The 8-page complaint, filed Tuesday by Tune Hunter, Inc. in the patent litigation-friendly Marshall Division of Texas, broadly alleges that nearly a dozen tech companies are contributing to infringement of is US patent No. 6,941,275 for a "Music identification system" granted in September of 2005.
When it originally lodged its patent application with the USPTO nine years ago, the little-known firm described its invention as relating "to a music identification/purchasing system, specifically to a method for marking the time and the name of the radio station in portable device such as a key holder, watch, cellular phone, beeper or the like which will allow the user to learn via internet or regular telephone the name of the song, artist and/or music company by matching the stored data with broadcast archive."
The concept is strikingly similar to technology delivered by Shazam's popular namesake application for the iPhone, BlackBerry and G1 handsets, which helps users identify songs playing in their surroundings by capturing a sample of the track, analyzing it, and then comparing it with a remote database based on its acoustic footprint. If a song is correctly identified, users are presented with links to iTunes and Amazon — another named defendant — which they can use to immediately purchase the song.
In its complaint, Tune Hunter doesn't specify its gripes with each individual defendant. Instead, it charges them broadly with contributing to the infringement or inducing the infringement of its patent "by making, using, selling and/or offering to sell, and/or causing others to use [...] music identification systems and/or devices that are covered by one or more claims" of its patent.
The company, which is seeking that each defendant pay damages, attorneys' fees, and be enjoined from further infringement, claims to have notified "at least one or more" of those defendants about its patent, but says those parties took no action and continued their "willful and deliberate" infringement.
Shazam is available as a free music identification app for the iPhone.
Among the other defendants named in the suit are Samsung, Napster, Motorola, Gracenote, LG Electronics, Pantech Wireless, and Cellco Partnership (doing business as Verizon Wireless).
69 Comments
I'm gonna sue Tune Hunter for emotional distress.
Jimzip
Shazam is an amazing thing, so I don't blame these guys for trying to argue they thought of it first, but it sure doesn't sound like the same thing at all to me.

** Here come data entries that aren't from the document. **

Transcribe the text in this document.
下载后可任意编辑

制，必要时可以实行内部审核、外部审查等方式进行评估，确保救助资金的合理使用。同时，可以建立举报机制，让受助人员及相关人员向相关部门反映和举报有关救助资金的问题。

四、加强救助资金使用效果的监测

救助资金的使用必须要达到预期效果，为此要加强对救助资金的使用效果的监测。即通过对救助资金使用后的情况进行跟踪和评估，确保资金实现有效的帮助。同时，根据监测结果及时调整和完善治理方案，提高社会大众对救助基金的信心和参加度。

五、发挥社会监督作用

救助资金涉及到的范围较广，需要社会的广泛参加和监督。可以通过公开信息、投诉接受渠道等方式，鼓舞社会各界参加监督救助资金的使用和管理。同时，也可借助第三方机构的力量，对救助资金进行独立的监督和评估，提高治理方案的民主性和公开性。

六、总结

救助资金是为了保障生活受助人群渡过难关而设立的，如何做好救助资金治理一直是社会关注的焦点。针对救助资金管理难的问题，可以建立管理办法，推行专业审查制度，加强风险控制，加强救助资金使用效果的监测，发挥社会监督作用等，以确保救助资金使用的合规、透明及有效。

The description of their patent idea here:
... a music identification/purchasing system, specifically to a method for marking the time and the name of the radio station in portable device such as a key holder, watch, cellular phone, beeper or the like which will allow the user to learn via internet or regular telephone the name of the song, artist and/or music company by matching the stored data with broadcast archive. ...
Sounds to me like what they patented was the idea of taking note of the time it was played and on what station so that their "service" (which was presumably never started or even designed yet), can look it up and tell you what it was that was playing. There is really nothing here to suggest that this is really that similar to Shazam, which analyses the song itself, and doesn't care what source it came from or what time it was played.
I never understand why people like this go after everyone and the aunt? Surely simply suing Shazam should be enough?
I guess that is a problem of becoming the mandatory publisher for all iPhone software.
Shazam does not work in the same way, it uses a sample of the music and compares it to a database.
The other 'idea' uses the date/time/radio station to find the track on the internet.